As part of Project IX we’re going to ask you to find and measure these bubbles. Researchers can use this information to learn a lot about how these objects form and how they trigger star formation.

RCW120

Above is an image of RCW 120, the titual “perfect bubble” from a 2009 paper by Deharveng, Zavagno, Schuller, Caplan, Pomarès and De Breuck. This colour-composite image shows Hα emission in blue, 8 μm emission in green and the 24 μm emission of small dust grains in red. The image is approximately 24′ degrees wide.

The green material has been swept up as the region expanded, after the formation of a massive star in the centre. There are about 2000 Solar masses of neutral material here, and this has fragmented into lumps. This is where star formation is occurring. The authors of the study found 138 potential star-forming objects in the ring around RCW 120.

In 2006, a group of astronomers visually inspected the GLIMPSE data for bubbles and catalogued their results in a paper titled ‘The Bubbling Galactic Disk‘. I’m a sucker for a great paper title. The team behind this study has been looking at the GLIMPSE data ever since. As mentioned above, bubbles are important features in the study of star formation. Here’s how they are described in ‘The Bubbling Galactic Disk‘:

The study of bubbles gives information about the stellar winds that produce them and the structure and physical properties of the ambient ISM – interstellar medium – into which they are expanding. Additional physical insights include the hydrodynamics of gas and dust in expanding bubbles, the impact of expanding bubbles on magnetic fields in the diffuse ISM, and mass-loss rates during the evolution of stars.

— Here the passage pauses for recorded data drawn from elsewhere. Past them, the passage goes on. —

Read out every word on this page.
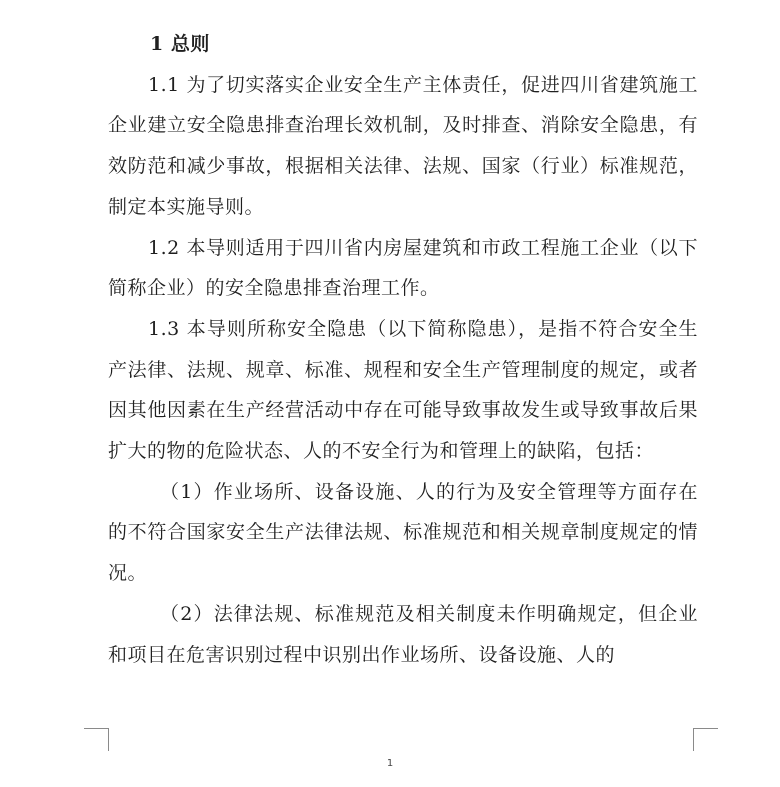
1 总则

1.1 为了切实落实企业安全生产主体责任，促进四川省建筑施工企业建立安全隐患排查治理长效机制，及时排查、消除安全隐患，有效防范和减少事故，根据相关法律、法规、国家（行业）标准规范，制定本实施导则。

1.2 本导则适用于四川省内房屋建筑和市政工程施工企业（以下简称企业）的安全隐患排查治理工作。

1.3 本导则所称安全隐患（以下简称隐患），是指不符合安全生产法律、法规、规章、标准、规程和安全生产管理制度的规定，或者因其他因素在生产经营活动中存在可能导致事故发生或导致事故后果扩大的物的危险状态、人的不安全行为和管理上的缺陷，包括：

（1）作业场所、设备设施、人的行为及安全管理等方面存在的不符合国家安全生产法律法规、标准规范和相关规章制度规定的情况。

（2）法律法规、标准规范及相关制度未作明确规定，但企业和项目在危害识别过程中识别出作业场所、设备设施、人的

1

In 2006 322 bubbles were visually identified by just a handful of people. Since that time two things have changed. Firstly, there is now a lot more data, and therefore more bubbles. Spitzer has also continued to map more of the galactic plane for the GLIMPSE360 project – more on that in a later post. Secondly, the Zooniverse now exists!

Everytime the Zooniverse and bubbles have been mentioned together, someone has been there saying that we should get the public to find and measure them. Whether this is between Chris, myself and others at Zooniverse HQ or between Grace Wolf-Chase at Adler Planetarium and various members of the ‘The Bubbling Galactic Disk‘ study. Bubbles and the Zooniverse should be a match made in the heavens.

Why are bubbles such a good target? For many reasons. They are not only amazing to look at, but also are numerous in the GLIMPSE data. They are tricky to measure but not impossibly hard. They are scientifically valuable objects to catalogue and measure the properties of, and they require more than one independent, human measurement to get a good handle on – this is key of course.

Many of the folks behind the ‘The Bubbling Galactic Disk‘ are part of the Project IX science team. We hope that everyone out there in the Zooniverse community can help refine and expand the existing bubble catalogue as part of Project IX. With the addition of new data, we also hope to find many new bubbles.

We are currently developing the bubble tool – the first user interface portion of the Project IX site  – which will have similarities to the Moon Zoo crater tool. We hope to be able to share it with you all soon so that you can help us to test and refine it. It is exciting to be able to involve everyone at this early stage.

If you’re interested in following this project and its take on bubbles, I’d suggest reading ‘The Bubbling Galactic Disk‘ and looking at the GLIMPSE website. If you have any questions – let us know. Bubble are just one thing we can see in the GLIMPSE data. More posts will follow about other scientifically useful objects lurking in this amazing infrared archive.